Located in Howell Hall, the library began as a "reading room." It was designed as a place for students and faculty to read local and state newspapers and selected scholarly journals. Dorothy "Dot" Choate was the School's first reading room staffer. She started in the mid 1970s part-time; subsequently she became a full-time reading room manager with students as part-time assistants. Dot retired in December 1989. During her tenure she saw the development of the Walter Spearman Collection named for a respected and beloved journalism professor.

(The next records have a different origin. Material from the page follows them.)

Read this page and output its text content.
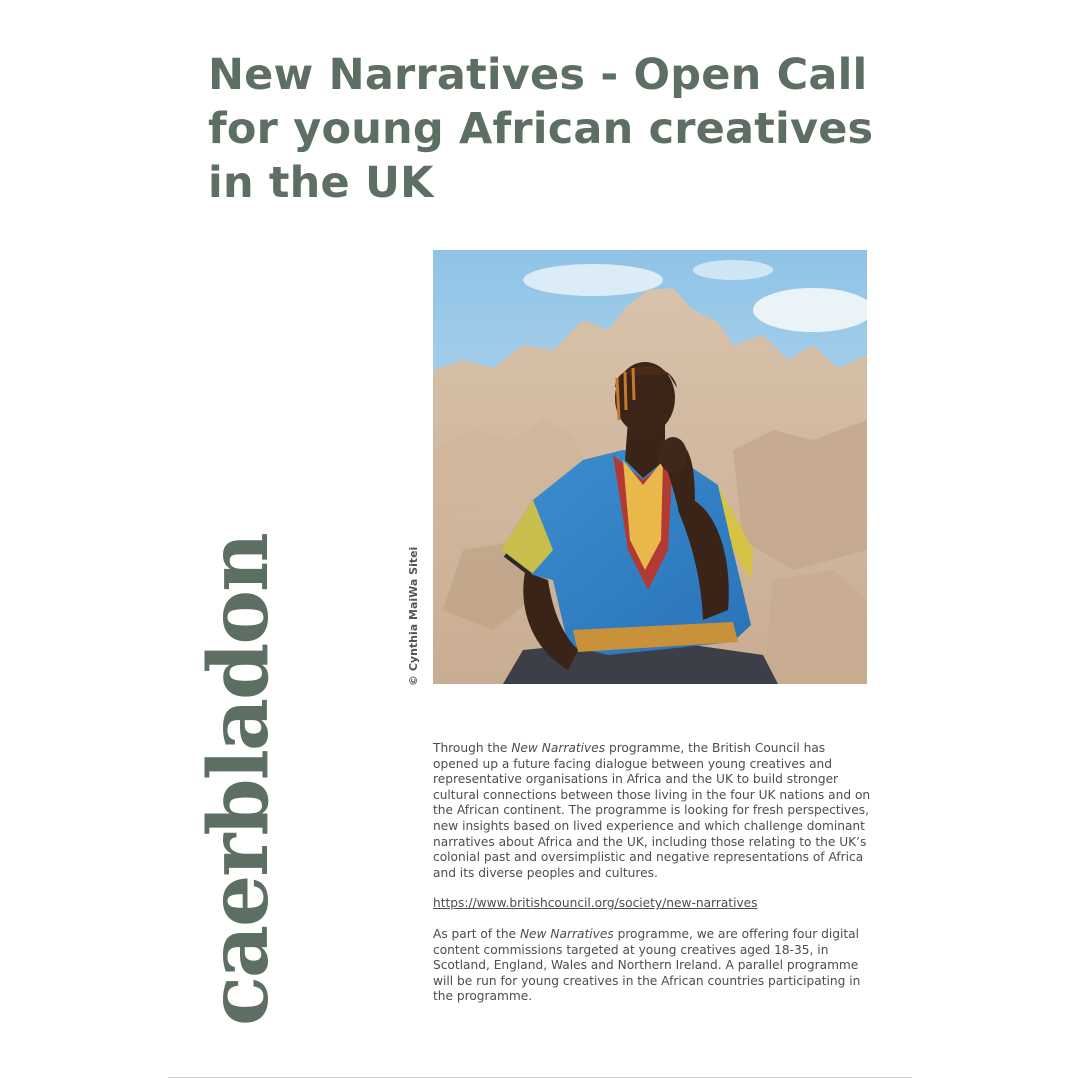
New Narratives - Open Call for young African creatives in the UK
caerbladon	© Cynthia MaiWa Sitei

Through the New Narratives programme, the British Council has opened up a future facing dialogue between young creatives and representative organisations in Africa and the UK to build stronger cultural connections between those living in the four UK nations and on the African continent. The programme is looking for fresh perspectives, new insights based on lived experience and which challenge dominant narratives about Africa and the UK, including those relating to the UK’s colonial past and oversimplistic and negative representations of Africa and its diverse peoples and cultures.

https://www.britishcouncil.org/society/new-narratives

As part of the New Narratives programme, we are offering four digital content commissions targeted at young creatives aged 18-35, in Scotland, England, Wales and Northern Ireland. A parallel programme will be run for young creatives in the African countries participating in the programme.
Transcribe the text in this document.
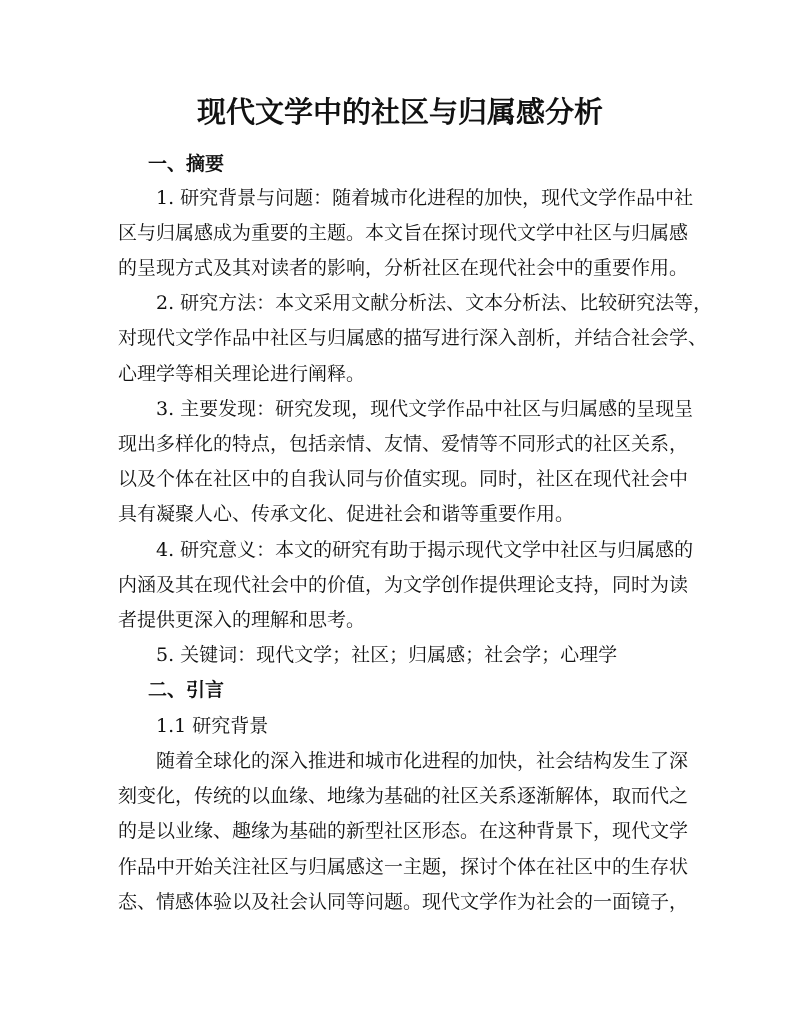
现代文学中的社区与归属感分析
一、摘要
1. 研究背景与问题：随着城市化进程的加快，现代文学作品中社
区与归属感成为重要的主题。本文旨在探讨现代文学中社区与归属感
的呈现方式及其对读者的影响，分析社区在现代社会中的重要作用。
2. 研究方法：本文采用文献分析法、文本分析法、比较研究法等，
对现代文学作品中社区与归属感的描写进行深入剖析，并结合社会学、
心理学等相关理论进行阐释。
3. 主要发现：研究发现，现代文学作品中社区与归属感的呈现呈
现出多样化的特点，包括亲情、友情、爱情等不同形式的社区关系，
以及个体在社区中的自我认同与价值实现。同时，社区在现代社会中
具有凝聚人心、传承文化、促进社会和谐等重要作用。
4. 研究意义：本文的研究有助于揭示现代文学中社区与归属感的
内涵及其在现代社会中的价值，为文学创作提供理论支持，同时为读
者提供更深入的理解和思考。
5. 关键词：现代文学；社区；归属感；社会学；心理学
二、引言
1.1 研究背景
随着全球化的深入推进和城市化进程的加快，社会结构发生了深
刻变化，传统的以血缘、地缘为基础的社区关系逐渐解体，取而代之
的是以业缘、趣缘为基础的新型社区形态。在这种背景下，现代文学
作品中开始关注社区与归属感这一主题，探讨个体在社区中的生存状
态、情感体验以及社会认同等问题。现代文学作为社会的一面镜子，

The School's Journalism Foundation underwrites the library's entire budget.
Holt McPherson, long-time editor of the High Point Enterprise and 1954-55 president of the North Carolina Press Association, became an invaluable aly of the School's Journalism Foundation and the reading room.
Barbara Semonche became the JoMC's first professionally-trained library director in January 1990. A former newspaper librarian with The Durham Morning Herald and The Durham Sun from 1976 to 1990, Semonche set about to implement a research and teaching component into the library's services.
Now identified as the School of Journalism and Mass Communiction, the new library concept expanded by introducing computer-assisted research into the curriculum. Focusing upon the School's mission of teaching, research and service the McPherson Journalism Library expanded its collections and services to serve that mission. The library director now teaches and supports the research studies of students, both graduate and undergraduate, and faculty. A news library internship was launched in conjunction with the UNC-CH School of Information and Library Science. Internet instruction is offered and web pages and electronic bulletin boards are added to online databases to expand the range of reference and research capabilities.